A série Chalengers of the Unkwon, o primeiro argumento de comics escrito por Loeb em 1991, foi naturalmente ilustrado por Sale e desde então a dupla colaborou em inúmeros projectos, com destaque para as sagas The Long Halloween e Dark Victory, que exploram o destino do Batman imediatamente após os acontecimentos do Year One, de Frank Miller e David Mazzucchelli e para Superman For All Seasons, história muita na linha da trilogia das cores da Marvel, de que é precursora e que foi assumida pelos criadores da série televisiva Smallville, onde Loeb também trabalhou, como uma das principais fontes de inspiração da série.

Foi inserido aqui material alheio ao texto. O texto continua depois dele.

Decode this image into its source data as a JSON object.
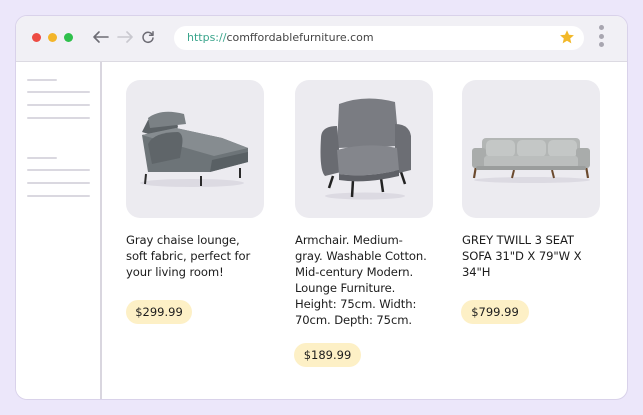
{
  "browser": {
    "url_scheme": "https://",
    "url_host": "comffordablefurniture.com",
    "traffic_lights": {
      "close": "#ed4b43",
      "minimize": "#f3b52a",
      "zoom": "#2fc04c"
    },
    "icons": [
      "back-arrow-icon",
      "forward-arrow-icon",
      "reload-icon",
      "star-icon",
      "more-options-icon"
    ]
  },
  "colors": {
    "price_badge": "#fdf0c6",
    "background": "#ece7fa",
    "star": "#f2b829"
  },
  "products": [
    {
      "description": "Gray chaise lounge, soft fabric, perfect for your living room!",
      "lines": [
        "Gray chaise lounge,",
        "soft fabric, perfect for",
        "your living room!"
      ],
      "price": "$299.99"
    },
    {
      "description": "Armchair. Medium-gray. Washable Cotton. Mid-century Modern. Lounge Furniture. Height: 75cm. Width: 70cm. Depth: 75cm.",
      "lines": [
        "Armchair. Medium-",
        "gray. Washable Cotton.",
        "Mid-century Modern.",
        "Lounge Furniture.",
        "Height: 75cm. Width:",
        "70cm. Depth: 75cm."
      ],
      "price": "$189.99"
    },
    {
      "description": "GREY TWILL 3 SEAT SOFA 31\"D X 79\"W X 34\"H",
      "lines": [
        "GREY TWILL 3 SEAT",
        "SOFA 31\"D X 79\"W X",
        "34\"H"
      ],
      "price": "$799.99"
    }
  ]
}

Mas as colaborações da dupla não se resumem à DC. Basta relembrar as mini-séries Homem-Aranha: Azul e Demolidor: Amarelo, os volumes anteriores da trilogia das cores, publicadas em Portugal pela Devir e da participação de Sale na série televisiva Heroes, de que Loeb foi produtor e argumentista e onde Sale, para além de conselheiro artístico, foi o responsável pelas pinturas de Isaac Mendez, um dos personagens da série, cujos poderes divinatórios se revelavam nos quadros que pintava.
E se Loeb e Sale já tinham estado em destaque nas duas colecções que a Levoir dedicou à DC, em que Loeb assinou o argumento dos últimos volumes da primeira e segunda série, com histórias que reúnem o Super-Homem e o Batman (A Rapariga de Krypton e Poder Absoluto) e Tim Sale foi responsável pela arte de Contos do Batman, em que ilustrava três histórias do Cavaleiro das Trevas, escritas por outros argumentistas que não Loeb, esta é a primeira vez que a dupla surge junta numa colecção da Levoir, assinando um dos seus melhores trabalhos conjuntos.
Um trabalho em que o traço de Sale revela uma plena maturidade, que ainda lhe faltava em Contos do Batman, e um apurado sentido narrativo, usando com grande efeito dramático, os grandes planos, as imagens de página inteira e as duplas páginas. Mas onde Sale mais brilha é na expressividade que consegue transmitir ao rosto do Hulk, usando com grande eficácia as sombras e os grandes planos, focando pormenores como os olhos e os dentes do Hulk, que se destacam no meio da escuridão. Veja-se, por exemplo a sequência que nos mostra a sua breve amizade com um coelho, ou o modo como o monstro se “derrete” na presença de Betty Ross. Betty, a mulher cuja memória está no centro da história, tal como aconteceu nos outros volumes da “trilogia das cores”, mas que na realidade acaba por ser mais um catalisador duma reflexão de contornos psicanalíticos sobre a relação difícil entre pais e filhos.
Pais geralmente ausentes, como nos casos de Bruce Banner e Rick Jones, dois órfãos com infâncias traumáticas, que estabelecem nesta história uma relação de pai e filho, ou mesmo de Betty Ross, que órfã de mãe tem no General Ross um pai ausente, para quem a obsessão em capturar o Hulk se sobrepõe tudo o resto, evocando uma personagem trágica da literatura, o capitão Ahab e a sua relação com Moby Dick, a baleia branca, que está no centro do famoso romance de Herman Melville.